Whether this stayed with them after they left my class I cannot say. However, I believe if the arts were more present in the school curriculum at an earlier age of development students would be better learners by the time they got to middle and high school. The links between subjects and thought could be consciously drawn, and built upon, leading to new innovations and developments.
Monday, September 19, 2011
For the fourth time this year I have had to pack up and move. The end result is pictured above. Fortunately, since the time this picture was taken, I have made progress and I've got some since of order back in place. I have not started painting yet (my poor easel has not been this idle for a long time), and it has been some time since I have posted here, but I'm making progress. This return to blogging is going to be about leaving your mark.
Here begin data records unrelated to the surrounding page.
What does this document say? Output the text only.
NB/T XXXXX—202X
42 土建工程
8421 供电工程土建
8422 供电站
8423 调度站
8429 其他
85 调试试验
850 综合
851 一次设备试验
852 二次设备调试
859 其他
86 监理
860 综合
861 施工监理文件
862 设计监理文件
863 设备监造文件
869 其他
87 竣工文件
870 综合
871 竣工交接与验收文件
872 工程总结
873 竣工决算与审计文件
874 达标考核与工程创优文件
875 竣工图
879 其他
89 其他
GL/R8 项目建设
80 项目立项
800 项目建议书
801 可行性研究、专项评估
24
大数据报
The image above depicts the most recent issue of Professional Artist. In it is an article by Matthew Daub, an art professor from Pennsylvania. Here he discussed the importance of creating works of art, and described how one should move to make his/her art stand for something.
To make his point, Daub drew comparisons between the work of a young art student at the Art Institute of Chicago, and the work of Goya (specifically The Third of May.). The author wrote how this student portrayed the then recently deceased mayor of Chicago, Harold Washington, unfavorably. The author stated that at the time, Washington was quite popular and his death came as a shock to residents of the city. When the work of this student was revealed Daub explained that outrage quickly gripped the city and the aldermen went so far as to pass a resolution to have the painting removed. When this failed several of these aldermen took it upon themselves to remove the painting, resulting in the paintings destruction, and ultimately a civil rights case with the ACLU (Daub 6).
The context of the work is central in this instance. Daub stated that now, more than 20 years later, if he were to show this painting to his art students in Pennsylvania there would be little reaction. By contrast, the author pointed out that Goya's third of May has transcended time. He wrote that in Goya's work it is relatively unimportant to know that the troops are French, and the civilians unarmed. The image speaks more broadly and addresses the horrors of war on another greater level (Daub 7).
Daub concluded by stating that it is unfair to compare the work of a student to that of an established master. However, the point addressed was very clear. As artists we have got to use our art as a speaking tool. Whether it is a statement of profound observation that speaks to generations, or an irreverent jab at society, art can express many points of view and artists should take a stand to leave a mark.
Daub, M. (2011) Marking Your Territory. Professional Artist September 6-7.